NOTÍCIA
É preciso dar relevância ao caráter comunitário da experiência escolar
Em reflexão sobre os rumos das greves de professores deste ano, o sociólogo José de Souza Martins aponta um elemento desagregador que tem recebido pouca atenção das políticas públicas de educação: “A transformação do professor em caixeiro-viajante do ensino para o ganho do que carece para viver como professor – e não ser reduzido a proletário da educação – nega o essencial do magistério. A missão civilizadora da educação só é possível na concepção da escola como uma comunidade de ensino e aprendizado que une em torno de uma causa comum professores, alunos, pais de alunos e a própria sociedade abrangente. A escola do docente enraizado, não a do docente itinerante”.
A evidência e a força de seu argumento saltam aos olhos se compararmos o abismo entre a qualidade da educação pública nos primeiros anos do ensino fundamental – nos quais o docente se enraíza pela sua presença cotidiana e pelos vínculos dela decorrentes – e em suas séries terminais, marcadas pela presença de professores que se veem obrigados a trabalhar em duas, três ou até quatro escolas; que mal chegam a conhecer seus alunos ou a travar contato com seus pais. Não é à toa que neste último segmento as faltas são mais frequentes, os casos de agressão e desrespeito mais agudos, a desmotivação mais intensa.
Pensar a escola como “uma comunidade de ensino e aprendizado” implica que, mais do que uma reunião de indivíduos que perseguem interesses próprios, a instituição escolar deve congregar professores e alunos em torno de um ideal comum: o da formação de sujeitos que, embora singulares, participam de uma tradição cultural compartilhada.
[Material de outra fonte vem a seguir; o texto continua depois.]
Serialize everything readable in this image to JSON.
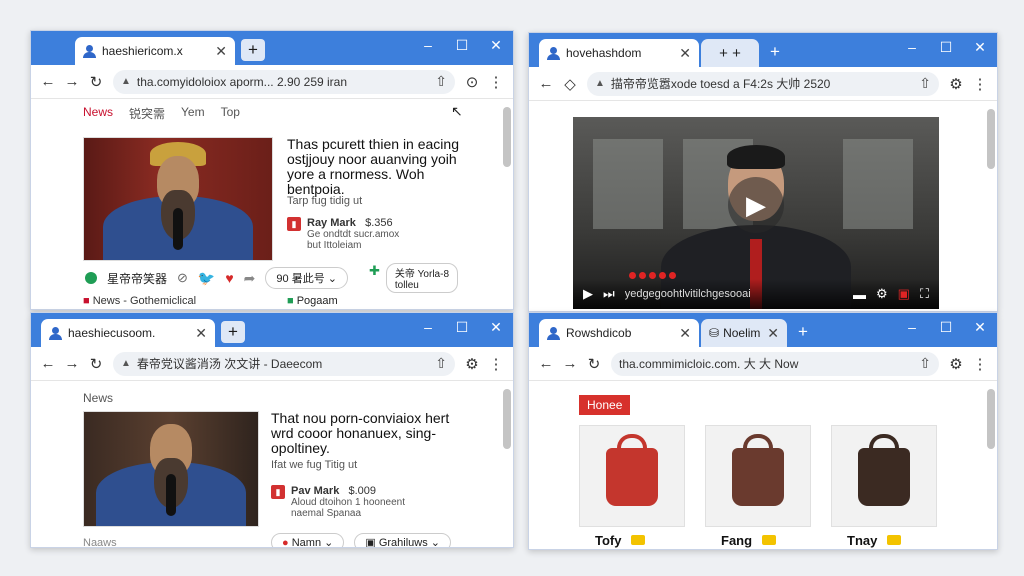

Trata-se de um ideal cujo alcance prevê o ensino e a aprendizagem de conhecimentos, práticas e saberes, mas o transcende. Isso porque o caráter educativo desse aprendizado não reside apenas nos benefícios individuais de quem os recebe; naquilo que ele permite fazer ou produzir. A formação – diferentemente da mera aprendizagem – implica a articulação entre saberes comuns, experiências individuais e um núcleo básico de princípios e valores capazes de orientar um modo de vida compartilhado.
A possibilidade de criação e manutenção de uma comunidade nesses termos requer, portanto, duas condições prévias. A primeira é a de que a escola se afaste de um modelo fabril e burocratizado no qual seus agentes – professores, alunos e demais profissionais da educação – sejam alijados da responsabilidade das decisões que dizem respeito a seu “viver-juntos”. A segunda diz respeito à criação de uma estrutura física e profissional que permita àqueles que nela trabalham fazer de seu ofício um modo de vida e não apenas um meio (precário) de subsistência. Submetida à lógica da produtividade máxima com investimento mínimo, a escola jamais logrará se tornar uma comunidade, mesmo que venha a ser uma competente agência de fomento econômico ou de conformação social.
É isso que os teóricos do capital humano jamais foram capazes de compreender. Pensar e gerir a escola como se fosse uma unidade produtora de objetos com valor de mercado é tão inadequado como pensar e gerir uma indústria automobilística como se fosse uma comunidade voltada ao intercâmbio entre gerações diferentes que habitam um mundo comum. Nos dois casos, estaríamos caminhando rumo ao abismo.